A few yards from Trincas across Park Street lay Flury’s, Calcutta’s only tea-room. Founded by J. Flurys and his wife in 1927, it served traditional European confection. It soon became the rendezvous of the young and the old, who savoured its exotic cakes, creamy pastries, rich puddings and the world’s finest chocolates. Its tastefully enriched interior recalled the romance of the Raj, and this sense of timelessness lingered when I began frequenting Flury’s in the early 1970s.
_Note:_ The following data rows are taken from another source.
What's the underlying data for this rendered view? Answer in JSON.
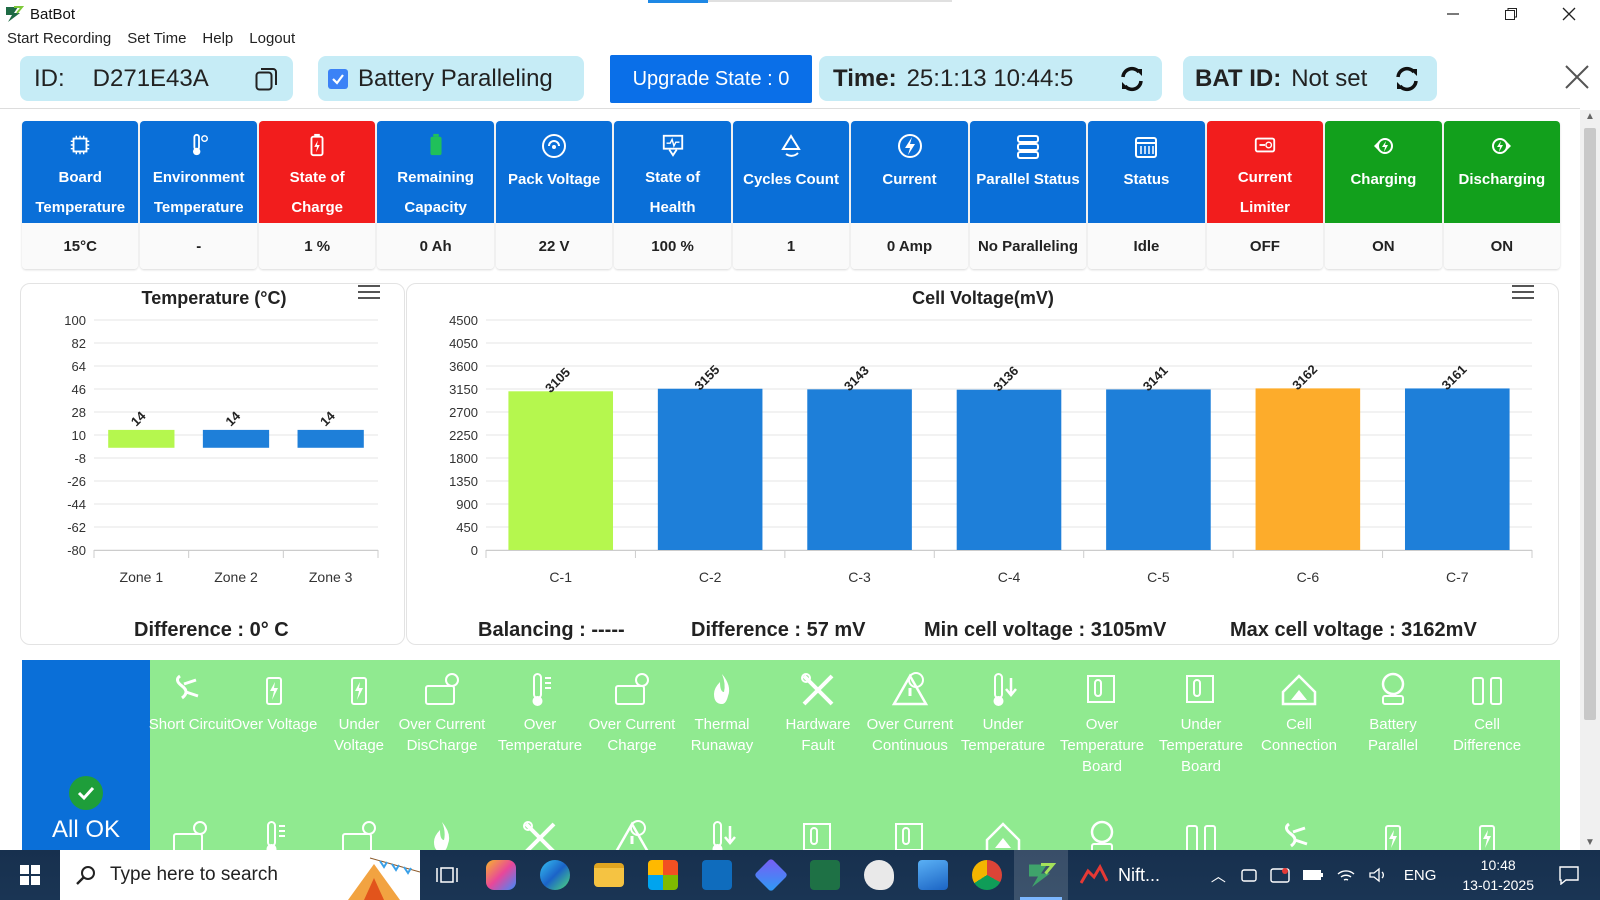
{
  "window": {
    "title": "BatBot"
  },
  "menu": [
    "Start Recording",
    "Set Time",
    "Help",
    "Logout"
  ],
  "header": {
    "id_label": "ID:",
    "id_value": "D271E43A",
    "battery_paralleling": "Battery Paralleling",
    "upgrade_state": "Upgrade State : 0",
    "time_label": "Time:",
    "time_value": "25:1:13 10:44:5",
    "bat_id_label": "BAT ID:",
    "bat_id_value": "Not set"
  },
  "tiles": [
    {
      "label1": "Board",
      "label2": "Temperature",
      "value": "15°C",
      "color": "#0a6fd8",
      "icon": "board-temperature-icon"
    },
    {
      "label1": "Environment",
      "label2": "Temperature",
      "value": "-",
      "color": "#0a6fd8",
      "icon": "environment-temperature-icon"
    },
    {
      "label1": "State of",
      "label2": "Charge",
      "value": "1 %",
      "color": "#f21d1d",
      "icon": "state-of-charge-icon"
    },
    {
      "label1": "Remaining",
      "label2": "Capacity",
      "value": "0 Ah",
      "color": "#0a6fd8",
      "icon": "remaining-capacity-icon"
    },
    {
      "label1": "Pack Voltage",
      "label2": "",
      "value": "22 V",
      "color": "#0a6fd8",
      "icon": "pack-voltage-icon"
    },
    {
      "label1": "State of",
      "label2": "Health",
      "value": "100 %",
      "color": "#0a6fd8",
      "icon": "state-of-health-icon"
    },
    {
      "label1": "Cycles Count",
      "label2": "",
      "value": "1",
      "color": "#0a6fd8",
      "icon": "cycles-count-icon"
    },
    {
      "label1": "Current",
      "label2": "",
      "value": "0 Amp",
      "color": "#0a6fd8",
      "icon": "current-icon"
    },
    {
      "label1": "Parallel Status",
      "label2": "",
      "value": "No Paralleling",
      "color": "#0a6fd8",
      "icon": "parallel-status-icon"
    },
    {
      "label1": "Status",
      "label2": "",
      "value": "Idle",
      "color": "#0a6fd8",
      "icon": "status-icon"
    },
    {
      "label1": "Current",
      "label2": "Limiter",
      "value": "OFF",
      "color": "#f21d1d",
      "icon": "current-limiter-icon"
    },
    {
      "label1": "Charging",
      "label2": "",
      "value": "ON",
      "color": "#12a01c",
      "icon": "charging-icon"
    },
    {
      "label1": "Discharging",
      "label2": "",
      "value": "ON",
      "color": "#12a01c",
      "icon": "discharging-icon"
    }
  ],
  "chart_data": [
    {
      "type": "bar",
      "title": "Temperature (°C)",
      "categories": [
        "Zone 1",
        "Zone 2",
        "Zone 3"
      ],
      "values": [
        14,
        14,
        14
      ],
      "colors": [
        "#b5f74e",
        "#1e7fd9",
        "#1e7fd9"
      ],
      "yticks": [
        100,
        82,
        64,
        46,
        28,
        10,
        -8,
        -26,
        -44,
        -62,
        -80
      ],
      "ylim": [
        -80,
        100
      ],
      "grid": true
    },
    {
      "type": "bar",
      "title": "Cell Voltage(mV)",
      "categories": [
        "C-1",
        "C-2",
        "C-3",
        "C-4",
        "C-5",
        "C-6",
        "C-7"
      ],
      "values": [
        3105,
        3155,
        3143,
        3136,
        3141,
        3162,
        3161
      ],
      "colors": [
        "#b5f74e",
        "#1e7fd9",
        "#1e7fd9",
        "#1e7fd9",
        "#1e7fd9",
        "#fdac2b",
        "#1e7fd9"
      ],
      "yticks": [
        4500,
        4050,
        3600,
        3150,
        2700,
        2250,
        1800,
        1350,
        900,
        450,
        0
      ],
      "ylim": [
        0,
        4500
      ],
      "grid": true
    }
  ],
  "stats": {
    "temp_difference": "Difference : 0° C",
    "balancing": "Balancing : -----",
    "cell_difference": "Difference : 57 mV",
    "min_cell": "Min cell voltage : 3105mV",
    "max_cell": "Max cell voltage : 3162mV"
  },
  "alarms": {
    "all_ok": "All OK",
    "items": [
      {
        "label": "Short Circuit",
        "icon": "short-circuit-icon"
      },
      {
        "label": "Over Voltage",
        "icon": "over-voltage-icon"
      },
      {
        "label": "Under Voltage",
        "icon": "under-voltage-icon"
      },
      {
        "label": "Over Current DisCharge",
        "icon": "over-current-discharge-icon"
      },
      {
        "label": "Over Temperature",
        "icon": "over-temperature-icon"
      },
      {
        "label": "Over Current Charge",
        "icon": "over-current-charge-icon"
      },
      {
        "label": "Thermal Runaway",
        "icon": "thermal-runaway-icon"
      },
      {
        "label": "Hardware Fault",
        "icon": "hardware-fault-icon"
      },
      {
        "label": "Over Current Continuous",
        "icon": "over-current-continuous-icon"
      },
      {
        "label": "Under Temperature",
        "icon": "under-temperature-icon"
      },
      {
        "label": "Over Temperature Board",
        "icon": "over-temperature-board-icon"
      },
      {
        "label": "Under Temperature Board",
        "icon": "under-temperature-board-icon"
      },
      {
        "label": "Cell Connection",
        "icon": "cell-connection-icon"
      },
      {
        "label": "Battery Parallel",
        "icon": "battery-parallel-icon"
      },
      {
        "label": "Cell Difference",
        "icon": "cell-difference-icon"
      }
    ]
  },
  "taskbar": {
    "search_placeholder": "Type here to search",
    "nifty_label": "Nift...",
    "language": "ENG",
    "time": "10:48",
    "date": "13-01-2025"
  }
}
The tea-house was also the den for Calcutta’s artistic brigade. Satyajit Ray made a rare appearance for his piece of pastry there, when he chose to miss his regular “adda” at The Coffee House in Central Calcutta. Professors from Xavier’s, like Lal and Vishwanathan, discussed the finer nuances of the English language in the decorous ambiance of Flury’s, and, perhaps, looked the other way when they saw courtship between the two rigidly missionary institutions. There was then Mrinal Sen, the media-made rival of Ray. Sen’s garrulousness rattled the tea-cups all right.
Stephen Arathoon’s daughter herself must have stepped into Flury’s for her cup of coffee. She lived in one of the flats in Stephen Court till her ripe old age as a witness to the bond her father first established with a street that got its name from a deer park which was once stood there.
The fire perhaps burnt down the lingering traces of that link.